Hiddink'in en önemli artılarından bir tanesi, sabit bir sistem belirleyip hangi takıma giderse gitsin oyuncuları bu sisteme oturtmaya çalışmak yerine oyunculara göre bir sistem belirlemesi. Yani duruma göre kendini değiştirebilen bir adam ki bu onun en önemli özelliği. Tabi takımlarının bazı özellikleri ortak. Dinamik, hem savunma hem hücum yönü iyi olan kanat adamları, rakibi çok iyi kitleyen bir orta saha ve attırmamaktan çok atmayı düşünen bir takım karakteri. Özellikle Hiddink'in takımlarının oyuncuları hem defansif hem hücum yönü güçlü olan oyunculardır. Zaten yetiştiği ülkenin total futbol karakterinin ve Rinus Michels'in öğretilerinin bir örneği bu. Dolayısıyla Chelsea böyle oynayacak. İşini kolaylaştıracak ölçüde Frank Lampard, Michael Ballack, Obi Mikel gibi göbek adamları zaten bu karakterde olan oyuncular. Ancak Solomon Kalou ve Malouda'nın onun futbol tercihinde zorluklar yaşayacağını düşünüyorum. Drogba, Michael Essien gibi adamların da performansını artıracağını düşünüyorum. Hiddink'in bir başka önemli özelliği kadrodaki futbolcuları çok iyi tanıması, her birini en iyi performans vereceği noktalara yerleştirmesi ve bu sayede de elindeki malzemeden maksimum faydayı sağlaması. Bütün bunlar Chelsea'nin Scolari döneminden daha iyi bir performans göstereceğinin işaretleri.

BBC'de Hiddink'in bu sene kaç kupa kazanacağı ile ilgili bir anket var. % 75 oranıyla "hiçbir kupa" seçeneği önde. Geri kalan % 25 oranı 1-2 ve 3 kupa arasında paylaşılmış durumda. Dolayısıyla İngilizler pek umutlu değiller. Ancak Hiddink'in gerçekleşemeyeni var etme gibi bir özelliği var. 2002 Dünya Kupası elemerinde Avustralya play-off finalinde Uruguay ile karşılaşmış ve barajı geçememişti. 4 sene sonra bu 2 takım ilginç şekilde yine karşı karşıya geldiler son play-off maçında. Bir fark vardı. Hiddink 4 sene önce yoktu, bu sefer Avustralya'nın başındaydı. Avustralya tarihinde ilk kez dünya kupasına gitti. Dolayısıyla çok karamsar olmamak lazım.
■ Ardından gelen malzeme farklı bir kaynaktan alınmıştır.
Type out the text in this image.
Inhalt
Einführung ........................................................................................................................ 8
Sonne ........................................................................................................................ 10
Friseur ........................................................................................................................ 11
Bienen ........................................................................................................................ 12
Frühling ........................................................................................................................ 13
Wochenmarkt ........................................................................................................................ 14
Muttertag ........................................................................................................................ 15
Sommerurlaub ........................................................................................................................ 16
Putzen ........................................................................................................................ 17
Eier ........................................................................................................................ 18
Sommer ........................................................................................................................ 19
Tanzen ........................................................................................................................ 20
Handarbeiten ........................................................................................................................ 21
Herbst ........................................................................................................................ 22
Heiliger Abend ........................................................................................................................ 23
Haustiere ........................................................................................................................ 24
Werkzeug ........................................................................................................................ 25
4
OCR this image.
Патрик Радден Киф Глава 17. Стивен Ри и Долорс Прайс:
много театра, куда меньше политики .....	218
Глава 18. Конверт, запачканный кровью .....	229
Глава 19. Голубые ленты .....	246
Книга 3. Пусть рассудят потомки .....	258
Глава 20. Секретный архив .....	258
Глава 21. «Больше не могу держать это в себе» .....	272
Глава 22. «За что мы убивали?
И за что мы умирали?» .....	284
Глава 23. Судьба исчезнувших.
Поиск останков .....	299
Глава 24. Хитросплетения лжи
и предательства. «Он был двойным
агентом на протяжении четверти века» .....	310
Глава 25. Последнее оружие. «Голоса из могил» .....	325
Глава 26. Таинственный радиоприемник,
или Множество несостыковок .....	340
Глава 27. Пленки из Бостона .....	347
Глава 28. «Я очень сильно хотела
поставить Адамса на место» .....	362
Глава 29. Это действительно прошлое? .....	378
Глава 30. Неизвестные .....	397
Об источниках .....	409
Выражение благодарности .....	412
Bu arada dikkatimi çeken bir başka şey var. Türkiye'de eleştirmenlere, eleştirdikleri eski futbolcular tarafından arada bir "kaç sene top oynadın?" tarzında acaip bir soru yöneltilir. Hatta daha önce futbol oynamamış ya da kariyerleri başarılı geçmemiş teknik adamların çok başarılı olamayacağı söylenir. Alex Ferguson, Jose Mourinho, Arsene Wegner, Rafa Benitez, Guus Hiddink....Bu adamların hiçbirisi kariyerlerinde sıradan bir futbolcu olmanın ötesine geçemediler. Mourinho futbolculuk kariyerine bile sahip değil. Ama bu 5 adam bugün dünyanın en büyük 10 futbol zekasının arasında şüphesiz. Bu zırvayı bir kenara bıraksak iyi olacak sanırım.

4 yorum:

Adsız dedi ki...

Ehehe Hiddink bu resimde Ferhat Güzel gibi çıkmış=)

ragip dedi ki...

Yanlış hatırlamıyorsam Arrigo Sacchi "futbolculuk kariyeri olmadan nasıl teknik direktörlük yapılabilir ki?" şeklinde bir soru yönelten muhabire "bu durumda iyi bir jokey olmak için öncelikle at olmak gerekir."diyerek cevap vermişti.
Bu teknik direktörlerin bulundukları pozisyon da herhalde yukarıdaki cevabı doğruluyor

Adsız dedi ki...

Ulen bizden kovulan soluğu Chelsea de alıyor ne iş yav :))

Ferman

Radical Media dedi ki...

Ziya Şengül'ün " göndersinler bu adamı futbol bilen birini getirsinler bu takımın başına " vecizesi geldi aklıma ...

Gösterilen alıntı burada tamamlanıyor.